In the hydraulic lift in the illustration, the car on the one side of the lift can be lifted by applying an effort force to the opposite side of the lift. If the effort force applied (F1) was 900 N on the 1 m2 area (A1), what is the load force of the car (F2) if the area (A2) is 15 m2
load is 15*900 N
To find the load force (F2) of the car, we can use the principle of Pascal's law which states that the pressure applied to a fluid in a closed system is transmitted equally in all directions.
In this case, the hydraulic lift is a closed system filled with fluid. The effort force (F1) is applied to a smaller area (A1), and we need to find the load force (F2) on the larger area (A2).

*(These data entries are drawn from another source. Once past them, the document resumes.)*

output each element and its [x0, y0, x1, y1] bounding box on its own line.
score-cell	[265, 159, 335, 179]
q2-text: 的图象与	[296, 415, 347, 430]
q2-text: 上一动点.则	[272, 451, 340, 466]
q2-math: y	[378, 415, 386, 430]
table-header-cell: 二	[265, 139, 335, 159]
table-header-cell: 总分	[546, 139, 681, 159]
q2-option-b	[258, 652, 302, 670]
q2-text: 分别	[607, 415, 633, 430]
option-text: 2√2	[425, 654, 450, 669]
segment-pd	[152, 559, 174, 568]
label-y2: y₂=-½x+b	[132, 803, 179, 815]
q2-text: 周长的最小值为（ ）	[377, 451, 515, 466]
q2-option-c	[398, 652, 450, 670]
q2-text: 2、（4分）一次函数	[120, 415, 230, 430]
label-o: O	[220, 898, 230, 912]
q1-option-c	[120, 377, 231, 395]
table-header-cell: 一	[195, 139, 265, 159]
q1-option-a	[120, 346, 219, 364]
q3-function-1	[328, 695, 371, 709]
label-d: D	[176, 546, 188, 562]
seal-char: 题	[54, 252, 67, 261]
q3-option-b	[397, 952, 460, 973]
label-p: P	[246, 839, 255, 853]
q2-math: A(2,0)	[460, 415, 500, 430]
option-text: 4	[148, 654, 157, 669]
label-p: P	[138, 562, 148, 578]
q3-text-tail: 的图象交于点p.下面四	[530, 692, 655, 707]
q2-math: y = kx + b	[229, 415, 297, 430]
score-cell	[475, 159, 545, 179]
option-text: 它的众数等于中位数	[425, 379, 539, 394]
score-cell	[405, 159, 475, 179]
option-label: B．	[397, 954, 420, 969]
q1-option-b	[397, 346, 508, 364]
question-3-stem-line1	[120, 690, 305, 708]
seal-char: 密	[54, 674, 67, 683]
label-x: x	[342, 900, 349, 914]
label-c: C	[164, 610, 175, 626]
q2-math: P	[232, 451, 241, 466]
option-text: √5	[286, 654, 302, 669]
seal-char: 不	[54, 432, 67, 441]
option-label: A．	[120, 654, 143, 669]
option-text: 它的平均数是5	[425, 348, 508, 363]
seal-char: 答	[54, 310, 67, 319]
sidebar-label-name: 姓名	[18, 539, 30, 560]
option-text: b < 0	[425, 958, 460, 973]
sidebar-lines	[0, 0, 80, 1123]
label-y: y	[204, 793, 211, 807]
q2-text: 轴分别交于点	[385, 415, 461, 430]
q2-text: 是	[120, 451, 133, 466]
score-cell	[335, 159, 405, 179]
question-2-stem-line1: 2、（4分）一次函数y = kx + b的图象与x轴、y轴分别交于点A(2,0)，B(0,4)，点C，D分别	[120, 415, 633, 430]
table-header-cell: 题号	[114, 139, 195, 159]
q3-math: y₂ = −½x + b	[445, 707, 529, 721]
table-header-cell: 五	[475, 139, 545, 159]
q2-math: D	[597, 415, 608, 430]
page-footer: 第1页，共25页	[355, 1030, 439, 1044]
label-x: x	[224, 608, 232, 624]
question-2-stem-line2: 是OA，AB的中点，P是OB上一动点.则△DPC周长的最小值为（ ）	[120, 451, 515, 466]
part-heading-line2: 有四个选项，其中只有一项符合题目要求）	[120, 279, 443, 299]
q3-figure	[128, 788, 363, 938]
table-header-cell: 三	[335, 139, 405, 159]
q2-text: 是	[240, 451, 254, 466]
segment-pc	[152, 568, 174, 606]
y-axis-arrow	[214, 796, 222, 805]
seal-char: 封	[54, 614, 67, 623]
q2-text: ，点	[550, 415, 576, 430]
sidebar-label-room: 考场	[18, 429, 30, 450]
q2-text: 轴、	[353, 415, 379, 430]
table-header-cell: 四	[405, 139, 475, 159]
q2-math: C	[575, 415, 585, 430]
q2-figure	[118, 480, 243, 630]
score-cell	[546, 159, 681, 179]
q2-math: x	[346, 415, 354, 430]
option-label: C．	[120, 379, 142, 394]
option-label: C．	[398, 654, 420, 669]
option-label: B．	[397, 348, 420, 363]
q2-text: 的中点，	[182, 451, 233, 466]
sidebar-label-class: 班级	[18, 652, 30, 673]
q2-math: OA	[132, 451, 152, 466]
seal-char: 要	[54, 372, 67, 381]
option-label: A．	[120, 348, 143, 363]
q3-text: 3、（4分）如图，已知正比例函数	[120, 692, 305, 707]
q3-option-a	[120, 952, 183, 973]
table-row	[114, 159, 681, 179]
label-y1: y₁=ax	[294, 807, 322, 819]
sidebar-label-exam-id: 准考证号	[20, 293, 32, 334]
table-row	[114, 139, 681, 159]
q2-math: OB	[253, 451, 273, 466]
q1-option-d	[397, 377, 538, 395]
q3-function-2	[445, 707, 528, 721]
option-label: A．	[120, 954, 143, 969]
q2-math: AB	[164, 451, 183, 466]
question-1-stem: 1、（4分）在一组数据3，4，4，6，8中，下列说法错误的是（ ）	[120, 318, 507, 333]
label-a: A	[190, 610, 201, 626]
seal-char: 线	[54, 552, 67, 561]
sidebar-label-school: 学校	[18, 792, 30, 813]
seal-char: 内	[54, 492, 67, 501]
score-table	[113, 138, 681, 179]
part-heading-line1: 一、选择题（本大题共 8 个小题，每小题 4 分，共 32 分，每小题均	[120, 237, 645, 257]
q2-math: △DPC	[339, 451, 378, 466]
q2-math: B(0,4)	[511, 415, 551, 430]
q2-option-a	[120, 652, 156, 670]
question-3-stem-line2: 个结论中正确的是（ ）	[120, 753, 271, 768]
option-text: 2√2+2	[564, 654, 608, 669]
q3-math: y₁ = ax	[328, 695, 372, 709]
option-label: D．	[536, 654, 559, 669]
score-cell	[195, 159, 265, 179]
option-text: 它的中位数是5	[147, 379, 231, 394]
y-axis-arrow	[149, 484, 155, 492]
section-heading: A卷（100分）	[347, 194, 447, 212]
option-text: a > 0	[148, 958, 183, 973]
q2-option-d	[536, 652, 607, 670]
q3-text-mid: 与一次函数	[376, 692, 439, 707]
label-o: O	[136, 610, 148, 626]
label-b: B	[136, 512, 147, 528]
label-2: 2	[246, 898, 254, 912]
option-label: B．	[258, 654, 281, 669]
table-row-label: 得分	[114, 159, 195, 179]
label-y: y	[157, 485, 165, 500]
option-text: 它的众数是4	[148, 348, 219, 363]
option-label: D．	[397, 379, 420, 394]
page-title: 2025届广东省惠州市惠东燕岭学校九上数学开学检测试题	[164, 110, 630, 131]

First, we need to calculate the pressure on the smaller area (P1) using the formula:
P1 = F1 / A1
Given F1 = 900 N and A1 = 1 m², we can substitute these values into the formula:
P1 = 900 N / 1 m² = 900 N/m²
Now, according to Pascal's law, this pressure will be transmitted equally and applied on the larger area (A2) as well. So, we can calculate the load force (F2) using the formula:
F2 = P1 * A2
Given A2 = 15 m², we can substitute the values:
F2 = 900 N/m² * 15 m² = 13,500 N
Therefore, the load force (F2) acting on the car is 13,500 N.